The way “Someone’s Got It In For Me,” from Denmark’s Lower begins, you could be forgiven for expecting a very different song from the one that emerges. The first half of a two-song seven-inch, “Someone” is heralded by a squall of feedback, leading the listener into expecting something decidedly blackened, and truthfully the band embraces something at least a little necro, blasting the high-hat and washing out the guitars. But once its melodic bass figure kicks in, the song proceeds into the post-punk (“downer punk” according to their last.fm) of country- and occasionally tour-mates Iceage, all snarled, sneering vocals, repetitively pounding drums and biting dissonance.

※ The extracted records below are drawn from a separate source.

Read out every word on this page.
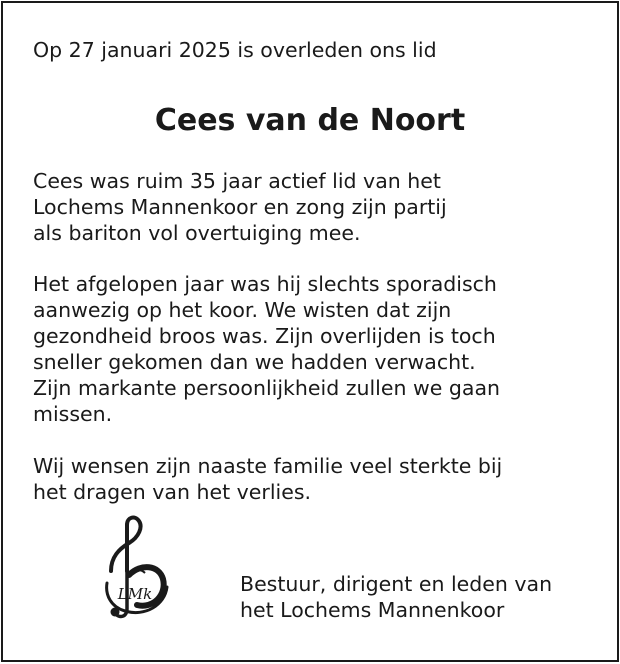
Op 27 januari 2025 is overleden ons lid
Cees van de Noort
Cees was ruim 35 jaar actief lid van het
Lochems Mannenkoor en zong zijn partij
als bariton vol overtuiging mee.
Het afgelopen jaar was hij slechts sporadisch
aanwezig op het koor. We wisten dat zijn
gezondheid broos was. Zijn overlijden is toch
sneller gekomen dan we hadden verwacht.
Zijn markante persoonlijkheid zullen we gaan
missen.
Wij wensen zijn naaste familie veel sterkte bij
het dragen van het verlies.
LMk	Bestuur, dirigent en leden van
het Lochems Mannenkoor
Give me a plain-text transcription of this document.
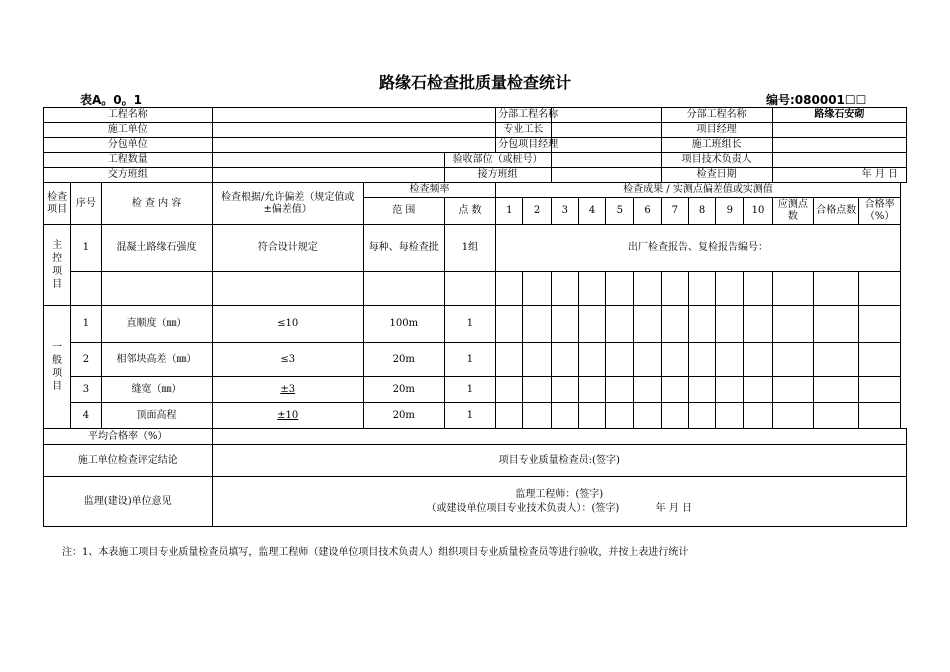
路缘石检查批质量检查统计
表A。0。1	编号:080001☐☐
工程名称						分部工程名称						分部工程名称				路缘石安砌			
施工单位						专业工长						项目经理							
分包单位						分包项目经理						施工班组长							
工程数量					验收部位（或桩号）							项目技术负责人							
交方班组					接方班组							检查日期				年 月 日			
检查项目	序号	检 查 内 容	检查根据/允许偏差（规定值或±偏差值）	检查频率		检查成果 / 实测点偏差值或实测值													
				范 围	点 数	1	2	3	4	5	6	7	8	9	10	应测点数	合格点数	合格率（%）	
主控项目	1	混凝土路缘石强度	符合设计规定	每种、每检查批	1组	出厂检查报告、复检报告编号：													

一般项目	1	直顺度（㎜）	≤10	100m	1														
	2	相邻块高差（㎜）	≤3	20m	1														
	3	缝宽（㎜）	±3	20m	1														
	4	顶面高程	±10	20m	1														
平均合格率（%）																			
施工单位检查评定结论			项目专业质量检查员:(签字)																
监理(建设)单位意见			监理工程师：(签字)
（或建设单位项目专业技术负责人）：(签字) 年 月 日																
注：1、本表施工项目专业质量检查员填写，监理工程师（建设单位项目技术负责人）组织项目专业质量检查员等进行验收，并按上表进行统计
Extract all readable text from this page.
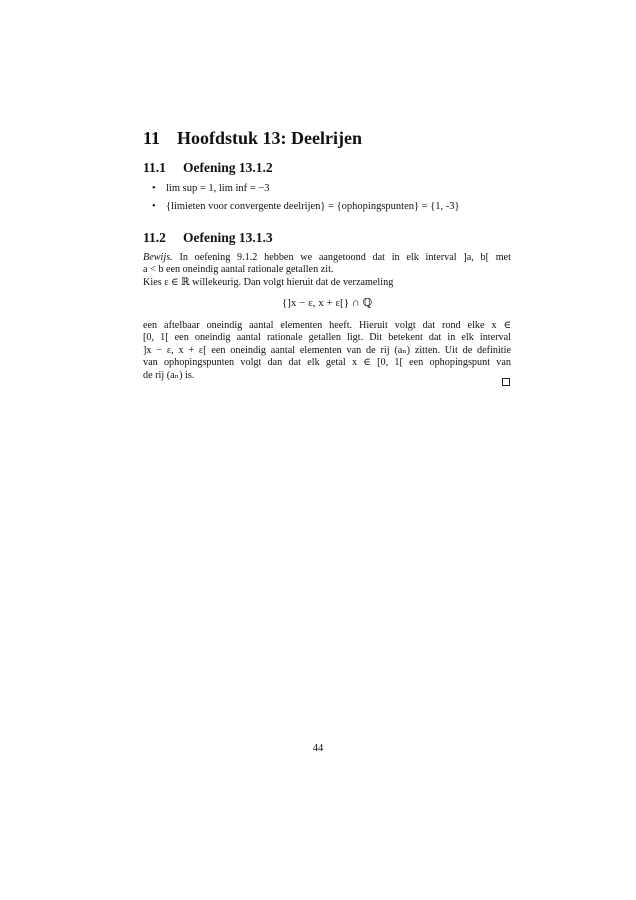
11 Hoofdstuk 13: Deelrijen
11.1 Oefening 13.1.2
• lim sup = 1, lim inf = −3
• {limieten voor convergente deelrijen} = {ophopingspunten} = {1, -3}
11.2 Oefening 13.1.3
Bewijs. In oefening 9.1.2 hebben we aangetoond dat in elk interval ]a, b[ met
a < b een oneindig aantal rationale getallen zit.
Kies ε ∈ ℝ willekeurig. Dan volgt hieruit dat de verzameling
{]x − ε, x + ε[} ∩ ℚ
een aftelbaar oneindig aantal elementen heeft. Hieruit volgt dat rond elke x ∈
[0, 1[ een oneindig aantal rationale getallen ligt. Dit betekent dat in elk interval
]x − ε, x + ε[ een oneindig aantal elementen van de rij (aₙ) zitten. Uit de definitie
van ophopingspunten volgt dan dat elk getal x ∈ [0, 1[ een ophopingspunt van
de rij (aₙ) is.
44
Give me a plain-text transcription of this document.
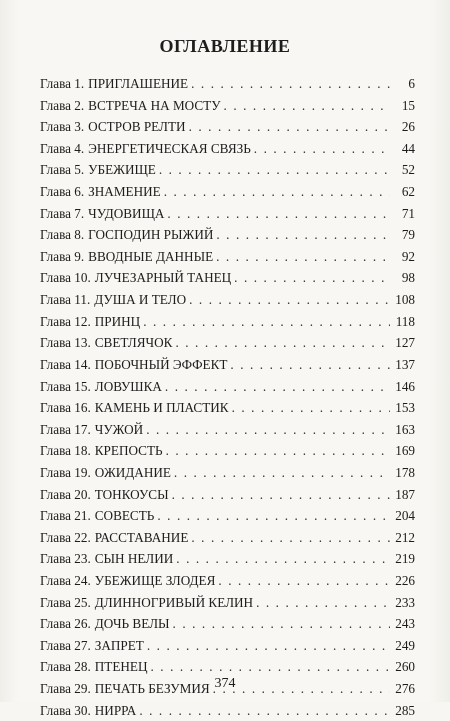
ОГЛАВЛЕНИЕ
Глава 1. ПРИГЛАШЕНИЕ . . .	6
Глава 2. ВСТРЕЧА НА МОСТУ . . .	15
Глава 3. ОСТРОВ РЕЛТИ . . .	26
Глава 4. ЭНЕРГЕТИЧЕСКАЯ СВЯЗЬ . . .	44
Глава 5. УБЕЖИЩЕ . . .	52
Глава 6. ЗНАМЕНИЕ . . .	62
Глава 7. ЧУДОВИЩА . . .	71
Глава 8. ГОСПОДИН РЫЖИЙ . . .	79
Глава 9. ВВОДНЫЕ ДАННЫЕ . . .	92
Глава 10. ЛУЧЕЗАРНЫЙ ТАНЕЦ . . .	98
Глава 11. ДУША И ТЕЛО . . .	108
Глава 12. ПРИНЦ . . .	118
Глава 13. СВЕТЛЯЧОК . . .	127
Глава 14. ПОБОЧНЫЙ ЭФФЕКТ . . .	137
Глава 15. ЛОВУШКА . . .	146
Глава 16. КАМЕНЬ И ПЛАСТИК . . .	153
Глава 17. ЧУЖОЙ . . .	163
Глава 18. КРЕПОСТЬ . . .	169
Глава 19. ОЖИДАНИЕ . . .	178
Глава 20. ТОНКОУСЫ . . .	187
Глава 21. СОВЕСТЬ . . .	204
Глава 22. РАССТАВАНИЕ . . .	212
Глава 23. СЫН НЕЛИИ . . .	219
Глава 24. УБЕЖИЩЕ ЗЛОДЕЯ . . .	226
Глава 25. ДЛИННОГРИВЫЙ КЕЛИН . . .	233
Глава 26. ДОЧЬ ВЕЛЫ . . .	243
Глава 27. ЗАПРЕТ . . .	249
Глава 28. ПТЕНЕЦ . . .	260
Глава 29. ПЕЧАТЬ БЕЗУМИЯ . . .	276
Глава 30. НИРРА . . .	285
374
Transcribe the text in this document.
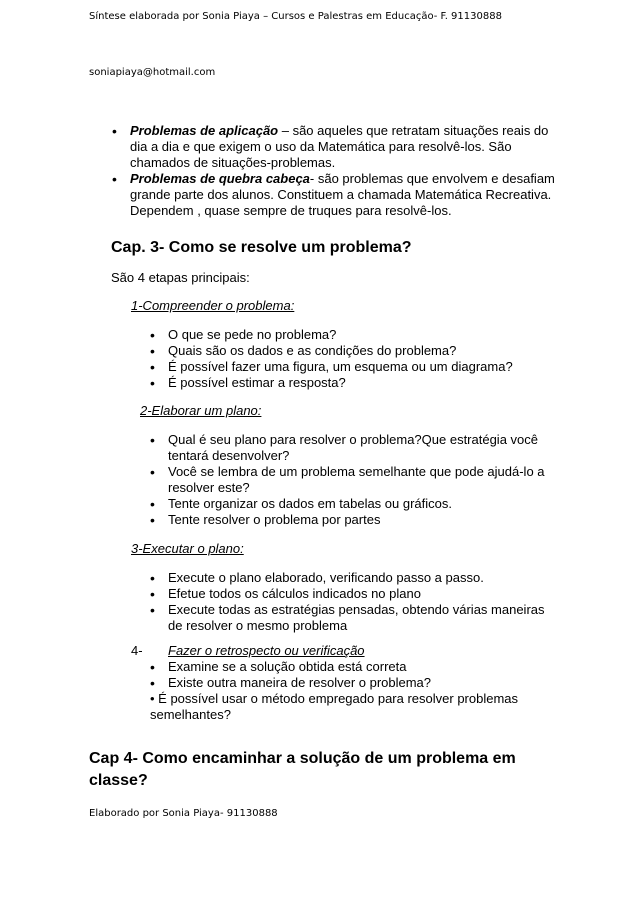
Síntese elaborada por Sonia Piaya – Cursos e Palestras em Educação- F. 91130888
soniapiaya@hotmail.com
• Problemas de aplicação – são aqueles que retratam situações reais do dia a dia e que exigem o uso da Matemática para resolvê-los. São chamados de situações-problemas.
• Problemas de quebra cabeça- são problemas que envolvem e desafiam grande parte dos alunos. Constituem a chamada Matemática Recreativa. Dependem , quase sempre de truques para resolvê-los.
Cap. 3- Como se resolve um problema?
São 4 etapas principais:
1-Compreender o problema:
• O que se pede no problema?
• Quais são os dados e as condições do problema?
• É possível fazer uma figura, um esquema ou um diagrama?
• É possível estimar a resposta?
2-Elaborar um plano:
• Qual é seu plano para resolver o problema?Que estratégia você tentará desenvolver?
• Você se lembra de um problema semelhante que pode ajudá-lo a resolver este?
• Tente organizar os dados em tabelas ou gráficos.
• Tente resolver o problema por partes
3-Executar o plano:
• Execute o plano elaborado, verificando passo a passo.
• Efetue todos os cálculos indicados no plano
• Execute todas as estratégias pensadas, obtendo várias maneiras de resolver o mesmo problema
4- Fazer o retrospecto ou verificação
• Examine se a solução obtida está correta
• Existe outra maneira de resolver o problema?
• É possível usar o método empregado para resolver problemas semelhantes?
Cap 4- Como encaminhar a solução de um problema em classe?
Elaborado por Sonia Piaya- 91130888
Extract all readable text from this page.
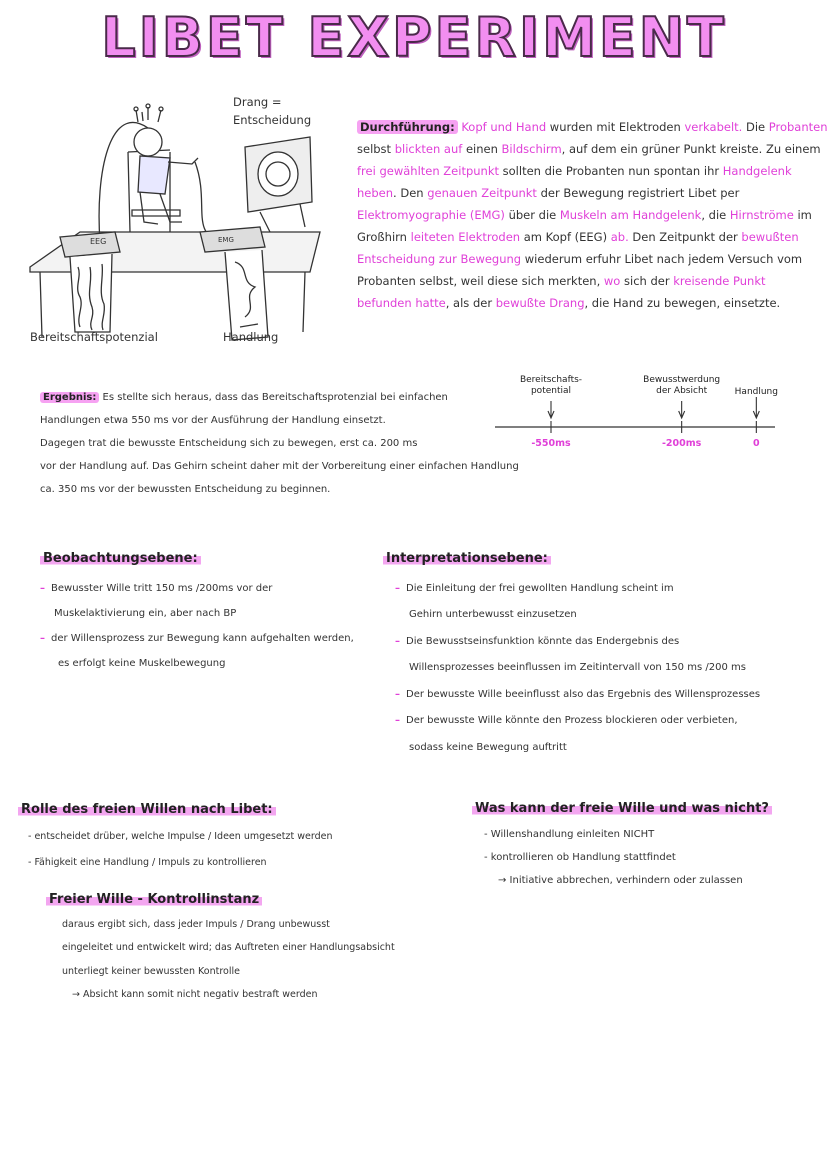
LIBET EXPERIMENT
EEG	EMG
Drang =
Entscheidung
Bereitschaftspotenzial	Handlung
Durchführung: Kopf und Hand wurden mit Elektroden verkabelt. Die Probanten
selbst blickten auf einen Bildschirm, auf dem ein grüner Punkt kreiste. Zu einem
frei gewählten Zeitpunkt sollten die Probanten nun spontan ihr Handgelenk
heben. Den genauen Zeitpunkt der Bewegung registriert Libet per
Elektromyographie (EMG) über die Muskeln am Handgelenk, die Hirnströme im
Großhirn leiteten Elektroden am Kopf (EEG) ab. Den Zeitpunkt der bewußten
Entscheidung zur Bewegung wiederum erfuhr Libet nach jedem Versuch vom
Probanten selbst, weil diese sich merkten, wo sich der kreisende Punkt
befunden hatte, als der bewußte Drang, die Hand zu bewegen, einsetzte.
Ergebnis: Es stellte sich heraus, dass das Bereitschaftsprotenzial bei einfachen
Handlungen etwa 550 ms vor der Ausführung der Handlung einsetzt.
Dagegen trat die bewusste Entscheidung sich zu bewegen, erst ca. 200 ms
vor der Handlung auf. Das Gehirn scheint daher mit der Vorbereitung einer einfachen Handlung
ca. 350 ms vor der bewussten Entscheidung zu beginnen.
Bereitschafts-
potential
-550ms
Bewusstwerdung
der Absicht
-200ms
Handlung
0
Beobachtungsebene:
– Bewusster Wille tritt 150 ms /200ms vor der
Muskelaktivierung ein, aber nach BP
– der Willensprozess zur Bewegung kann aufgehalten werden,
es erfolgt keine Muskelbewegung
Interpretationsebene:
– Die Einleitung der frei gewollten Handlung scheint im
Gehirn unterbewusst einzusetzen
– Die Bewusstseinsfunktion könnte das Endergebnis des
Willensprozesses beeinflussen im Zeitintervall von 150 ms /200 ms
– Der bewusste Wille beeinflusst also das Ergebnis des Willensprozesses
– Der bewusste Wille könnte den Prozess blockieren oder verbieten,
sodass keine Bewegung auftritt
Rolle des freien Willen nach Libet:
- entscheidet drüber, welche Impulse / Ideen umgesetzt werden
- Fähigkeit eine Handlung / Impuls zu kontrollieren
Freier Wille - Kontrollinstanz
daraus ergibt sich, dass jeder Impuls / Drang unbewusst
eingeleitet und entwickelt wird; das Auftreten einer Handlungsabsicht
unterliegt keiner bewussten Kontrolle
→ Absicht kann somit nicht negativ bestraft werden
Was kann der freie Wille und was nicht?
- Willenshandlung einleiten NICHT
- kontrollieren ob Handlung stattfindet
→ Initiative abbrechen, verhindern oder zulassen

The first track continues in this vein, sounding like Joy Division soundtracking an Italian western, or maybe a giallo horror film. It doesn’t do a lot more than this, but it doesn’t have to, as it finds a simple groove and sticks to it. The band even adds a little banjo overtop for good measure.
“But There Has To Be More” fills out the release with slightly different take on the pattern established before, only pushing it into the red. Opening on a ringing bell, the wordless chorus bathes in dissonance and brutal downbeats, and in the verses vocalist Adrian Toubros’s disaffected moan burns into a shriek. Like “Someone,” it has a cyclical feel, circling from verse into chorus and back again, ad infinitum, tom-drum beats looping over themselves as guitars swirl.
As compared to Walk on Heads, their first EP, Someone’s Got It In For Me b/w But There Has to Be More feels more deliberate, less punk than industrial, even though all of those songs originated on the same demo tape. But if this is where they’re headed, I’m excited for some really new material. Though if these songs are any indication, I’ll have no idea what that will look like.